Abstract

We analyze a macroscopic 3D model for flows of liquid crystalline polymers (LCPs), deduced from Doi-type [3,4] kinetic equations. The Doi model accounts for rigid-rod microstructure, which introduces elastic relaxation and polymer-induced viscosity in addition to a Newtonian solvent viscosity, thus capturing all effects contained in standard isotropic viscoelastic models for Maxwell and Oldroyd B fluids. The rod-like microstructure further introduces anisotropic effects in the form of drag on the rods, together with a short-range, Maier-Saupe intermolecular potential, whose critical points vary with LCP concentration and yield stable isotropic (at low density) and nematic (at high density) equilibrium phases.
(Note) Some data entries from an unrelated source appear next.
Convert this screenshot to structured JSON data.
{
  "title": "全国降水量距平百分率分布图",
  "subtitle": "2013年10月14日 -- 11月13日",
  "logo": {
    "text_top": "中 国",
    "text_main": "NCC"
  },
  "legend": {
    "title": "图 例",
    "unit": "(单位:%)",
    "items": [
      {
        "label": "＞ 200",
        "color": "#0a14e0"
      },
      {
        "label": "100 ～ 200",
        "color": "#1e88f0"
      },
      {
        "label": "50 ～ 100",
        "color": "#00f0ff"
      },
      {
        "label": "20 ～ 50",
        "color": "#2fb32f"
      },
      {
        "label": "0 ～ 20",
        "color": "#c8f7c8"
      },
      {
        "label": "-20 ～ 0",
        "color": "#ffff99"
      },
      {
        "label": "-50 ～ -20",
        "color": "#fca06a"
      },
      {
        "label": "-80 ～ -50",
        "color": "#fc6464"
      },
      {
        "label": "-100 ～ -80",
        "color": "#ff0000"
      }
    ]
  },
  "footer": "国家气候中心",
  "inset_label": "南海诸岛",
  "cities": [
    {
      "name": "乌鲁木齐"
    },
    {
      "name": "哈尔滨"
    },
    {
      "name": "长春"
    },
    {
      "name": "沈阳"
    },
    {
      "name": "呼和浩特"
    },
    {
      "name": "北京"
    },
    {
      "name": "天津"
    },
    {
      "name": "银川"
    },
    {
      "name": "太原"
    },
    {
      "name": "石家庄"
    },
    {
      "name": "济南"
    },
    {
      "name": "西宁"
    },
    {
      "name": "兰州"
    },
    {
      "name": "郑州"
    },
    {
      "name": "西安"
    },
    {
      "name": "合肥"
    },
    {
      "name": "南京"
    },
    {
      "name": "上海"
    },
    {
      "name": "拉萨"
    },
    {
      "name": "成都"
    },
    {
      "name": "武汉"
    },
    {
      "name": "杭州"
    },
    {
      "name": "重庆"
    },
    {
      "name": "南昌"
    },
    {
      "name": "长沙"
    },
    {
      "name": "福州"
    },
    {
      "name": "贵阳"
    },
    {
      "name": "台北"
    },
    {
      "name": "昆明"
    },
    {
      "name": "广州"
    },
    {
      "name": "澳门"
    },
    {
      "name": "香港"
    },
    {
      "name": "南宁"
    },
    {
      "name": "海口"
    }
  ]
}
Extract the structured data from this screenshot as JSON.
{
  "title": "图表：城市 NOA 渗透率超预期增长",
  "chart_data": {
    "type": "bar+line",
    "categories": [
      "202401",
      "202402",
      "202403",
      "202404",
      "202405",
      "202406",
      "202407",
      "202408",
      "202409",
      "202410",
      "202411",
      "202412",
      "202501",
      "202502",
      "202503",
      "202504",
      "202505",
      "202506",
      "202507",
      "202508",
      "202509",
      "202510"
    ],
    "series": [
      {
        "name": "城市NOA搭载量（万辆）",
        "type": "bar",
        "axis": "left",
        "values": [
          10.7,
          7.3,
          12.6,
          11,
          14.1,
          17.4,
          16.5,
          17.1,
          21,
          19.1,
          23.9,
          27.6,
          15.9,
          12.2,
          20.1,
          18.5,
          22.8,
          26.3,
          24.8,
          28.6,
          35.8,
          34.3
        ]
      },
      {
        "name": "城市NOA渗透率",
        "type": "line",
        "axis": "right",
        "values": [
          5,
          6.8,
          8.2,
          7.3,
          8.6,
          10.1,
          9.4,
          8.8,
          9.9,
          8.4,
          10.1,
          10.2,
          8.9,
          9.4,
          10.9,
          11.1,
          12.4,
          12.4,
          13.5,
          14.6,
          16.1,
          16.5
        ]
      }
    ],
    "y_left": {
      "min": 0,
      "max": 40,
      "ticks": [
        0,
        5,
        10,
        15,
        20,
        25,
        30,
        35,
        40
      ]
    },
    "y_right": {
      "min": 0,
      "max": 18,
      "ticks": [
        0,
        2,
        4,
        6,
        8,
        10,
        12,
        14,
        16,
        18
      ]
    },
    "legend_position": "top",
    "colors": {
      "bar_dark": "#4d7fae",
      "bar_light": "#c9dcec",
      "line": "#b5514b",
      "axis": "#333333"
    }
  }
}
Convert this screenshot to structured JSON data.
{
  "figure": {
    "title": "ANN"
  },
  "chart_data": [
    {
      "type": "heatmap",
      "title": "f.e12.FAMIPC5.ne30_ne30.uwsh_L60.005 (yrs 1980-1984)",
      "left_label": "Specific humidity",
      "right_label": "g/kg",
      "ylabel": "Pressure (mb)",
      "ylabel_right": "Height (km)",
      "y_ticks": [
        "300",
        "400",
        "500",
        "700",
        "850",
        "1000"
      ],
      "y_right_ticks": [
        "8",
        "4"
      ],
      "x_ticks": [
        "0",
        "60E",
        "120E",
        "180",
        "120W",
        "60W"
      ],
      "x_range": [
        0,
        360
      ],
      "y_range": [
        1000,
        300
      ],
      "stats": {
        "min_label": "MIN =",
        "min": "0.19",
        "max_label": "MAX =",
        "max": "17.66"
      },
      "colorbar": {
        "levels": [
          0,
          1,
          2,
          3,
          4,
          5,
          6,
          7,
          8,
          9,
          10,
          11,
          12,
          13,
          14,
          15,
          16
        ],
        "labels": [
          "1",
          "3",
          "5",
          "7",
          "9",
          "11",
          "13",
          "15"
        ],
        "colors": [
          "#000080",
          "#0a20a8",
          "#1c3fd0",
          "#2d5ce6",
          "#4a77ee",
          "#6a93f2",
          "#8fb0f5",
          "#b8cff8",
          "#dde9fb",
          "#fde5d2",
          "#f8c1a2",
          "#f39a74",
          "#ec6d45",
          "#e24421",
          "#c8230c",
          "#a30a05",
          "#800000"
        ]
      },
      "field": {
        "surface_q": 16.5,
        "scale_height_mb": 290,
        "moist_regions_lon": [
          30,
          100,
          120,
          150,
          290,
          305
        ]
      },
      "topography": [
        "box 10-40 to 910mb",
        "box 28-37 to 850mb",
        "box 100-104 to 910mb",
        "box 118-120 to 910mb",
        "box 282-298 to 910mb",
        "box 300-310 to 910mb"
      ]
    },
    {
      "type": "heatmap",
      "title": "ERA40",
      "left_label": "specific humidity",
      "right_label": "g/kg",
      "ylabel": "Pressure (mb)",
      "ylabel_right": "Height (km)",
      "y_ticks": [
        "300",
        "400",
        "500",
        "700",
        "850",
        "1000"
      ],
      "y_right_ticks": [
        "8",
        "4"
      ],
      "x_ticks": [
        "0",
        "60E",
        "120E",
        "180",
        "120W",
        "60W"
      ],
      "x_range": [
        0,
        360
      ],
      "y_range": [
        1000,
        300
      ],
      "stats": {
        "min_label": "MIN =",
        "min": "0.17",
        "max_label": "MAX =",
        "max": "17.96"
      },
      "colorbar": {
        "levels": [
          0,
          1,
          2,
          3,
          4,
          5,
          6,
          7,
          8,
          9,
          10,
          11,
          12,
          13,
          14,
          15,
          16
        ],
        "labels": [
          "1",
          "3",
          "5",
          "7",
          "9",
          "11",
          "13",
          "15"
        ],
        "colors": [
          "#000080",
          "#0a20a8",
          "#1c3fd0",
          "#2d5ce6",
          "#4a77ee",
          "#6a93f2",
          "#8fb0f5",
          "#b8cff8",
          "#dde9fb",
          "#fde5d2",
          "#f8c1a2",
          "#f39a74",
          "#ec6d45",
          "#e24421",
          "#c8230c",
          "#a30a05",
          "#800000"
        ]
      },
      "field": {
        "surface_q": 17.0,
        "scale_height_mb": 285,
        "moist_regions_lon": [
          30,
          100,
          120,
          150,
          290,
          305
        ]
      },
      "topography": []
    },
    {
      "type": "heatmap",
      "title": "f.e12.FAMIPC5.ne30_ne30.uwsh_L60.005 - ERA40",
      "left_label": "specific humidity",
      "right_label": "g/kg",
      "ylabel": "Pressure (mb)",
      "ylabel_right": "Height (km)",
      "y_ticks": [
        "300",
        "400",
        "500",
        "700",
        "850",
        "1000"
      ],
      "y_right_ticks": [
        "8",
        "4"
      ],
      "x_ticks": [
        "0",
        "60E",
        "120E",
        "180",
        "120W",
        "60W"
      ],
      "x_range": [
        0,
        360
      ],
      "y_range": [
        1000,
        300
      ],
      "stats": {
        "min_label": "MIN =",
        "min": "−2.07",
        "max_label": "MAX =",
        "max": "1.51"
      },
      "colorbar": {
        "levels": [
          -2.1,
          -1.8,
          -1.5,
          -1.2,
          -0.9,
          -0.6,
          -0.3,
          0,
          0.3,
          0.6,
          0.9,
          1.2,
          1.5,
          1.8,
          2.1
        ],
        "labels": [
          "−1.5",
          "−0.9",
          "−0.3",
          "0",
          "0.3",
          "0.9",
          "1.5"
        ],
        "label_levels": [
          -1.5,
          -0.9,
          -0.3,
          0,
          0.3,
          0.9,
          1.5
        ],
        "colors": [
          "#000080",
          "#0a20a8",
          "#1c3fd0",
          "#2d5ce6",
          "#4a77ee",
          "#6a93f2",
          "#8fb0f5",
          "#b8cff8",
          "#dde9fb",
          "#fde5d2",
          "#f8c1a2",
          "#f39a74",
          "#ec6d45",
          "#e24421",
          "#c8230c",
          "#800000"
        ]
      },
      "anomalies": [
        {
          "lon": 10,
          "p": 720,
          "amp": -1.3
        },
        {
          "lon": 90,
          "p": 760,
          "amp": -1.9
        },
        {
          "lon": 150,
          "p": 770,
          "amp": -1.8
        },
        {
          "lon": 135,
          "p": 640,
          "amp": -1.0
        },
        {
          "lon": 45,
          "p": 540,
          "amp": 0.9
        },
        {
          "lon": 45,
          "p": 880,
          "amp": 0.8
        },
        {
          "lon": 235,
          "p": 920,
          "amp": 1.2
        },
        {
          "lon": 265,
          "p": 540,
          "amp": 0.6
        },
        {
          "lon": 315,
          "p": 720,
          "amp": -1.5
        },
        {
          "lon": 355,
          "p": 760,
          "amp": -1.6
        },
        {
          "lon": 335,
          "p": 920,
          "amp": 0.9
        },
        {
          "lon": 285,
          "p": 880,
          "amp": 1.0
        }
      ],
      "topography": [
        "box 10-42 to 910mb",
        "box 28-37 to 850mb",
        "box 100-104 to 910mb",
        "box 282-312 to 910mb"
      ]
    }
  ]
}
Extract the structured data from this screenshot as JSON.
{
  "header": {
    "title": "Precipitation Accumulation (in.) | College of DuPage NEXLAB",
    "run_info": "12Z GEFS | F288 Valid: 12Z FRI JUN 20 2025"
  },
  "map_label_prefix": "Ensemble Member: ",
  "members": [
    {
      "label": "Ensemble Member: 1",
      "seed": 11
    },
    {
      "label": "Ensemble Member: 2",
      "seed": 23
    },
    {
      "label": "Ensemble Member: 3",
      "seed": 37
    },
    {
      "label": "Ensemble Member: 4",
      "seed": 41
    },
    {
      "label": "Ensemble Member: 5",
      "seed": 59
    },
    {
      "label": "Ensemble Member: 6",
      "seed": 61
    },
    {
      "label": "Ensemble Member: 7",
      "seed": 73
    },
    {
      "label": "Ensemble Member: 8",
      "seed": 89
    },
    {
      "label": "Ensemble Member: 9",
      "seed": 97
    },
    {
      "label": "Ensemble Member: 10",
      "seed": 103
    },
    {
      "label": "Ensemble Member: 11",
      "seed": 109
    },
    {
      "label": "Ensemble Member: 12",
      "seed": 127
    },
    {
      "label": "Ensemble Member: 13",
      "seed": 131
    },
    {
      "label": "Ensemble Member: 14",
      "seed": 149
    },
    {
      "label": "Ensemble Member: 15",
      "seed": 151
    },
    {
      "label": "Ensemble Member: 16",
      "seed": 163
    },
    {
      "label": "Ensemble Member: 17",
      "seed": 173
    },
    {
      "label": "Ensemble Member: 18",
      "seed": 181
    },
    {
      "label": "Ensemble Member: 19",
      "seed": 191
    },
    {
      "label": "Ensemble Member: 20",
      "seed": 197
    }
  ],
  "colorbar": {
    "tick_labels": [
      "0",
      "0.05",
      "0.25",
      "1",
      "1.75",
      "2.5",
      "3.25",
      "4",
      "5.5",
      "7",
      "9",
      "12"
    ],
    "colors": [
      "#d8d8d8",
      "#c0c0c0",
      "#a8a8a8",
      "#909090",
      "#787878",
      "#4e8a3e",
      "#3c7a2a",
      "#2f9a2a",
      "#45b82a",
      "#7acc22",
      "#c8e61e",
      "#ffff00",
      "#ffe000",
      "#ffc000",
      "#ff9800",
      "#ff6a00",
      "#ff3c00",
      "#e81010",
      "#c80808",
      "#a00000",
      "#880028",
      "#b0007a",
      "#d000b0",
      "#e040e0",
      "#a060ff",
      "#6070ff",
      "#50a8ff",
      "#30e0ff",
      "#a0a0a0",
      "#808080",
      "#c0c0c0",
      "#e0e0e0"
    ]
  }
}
From this single model, we compare various physical mechanisms for reducing the capillary instability of inviscid cylindrical jets: solvent viscosity as studied by Rayleigh and Chandrasekhar; isotropic viscoelasticity, both with and without Newtonian solvent viscosity; anisotropic polymer friction; and finally, the nematic, highly aligned prolate phase at high LCP density. Realistic parameter values for LCPs correspond to a regime in which the LCP capillary number (polymer bulk free energy relative to surface tension) is above an identified critical value; in such regimes, the unstable growth rates of the isotropic and nematic phases are lowered arbitrarily close to zero if the molecular drag is sufficiently anisotropic even in the absence of solvent viscosity. In low capillary number regimes, where surface tension dominates LCP bulk free energy, the LCP growth rates are sandwiched below the inviscid Rayleigh curve and above an explicit positive lower bound.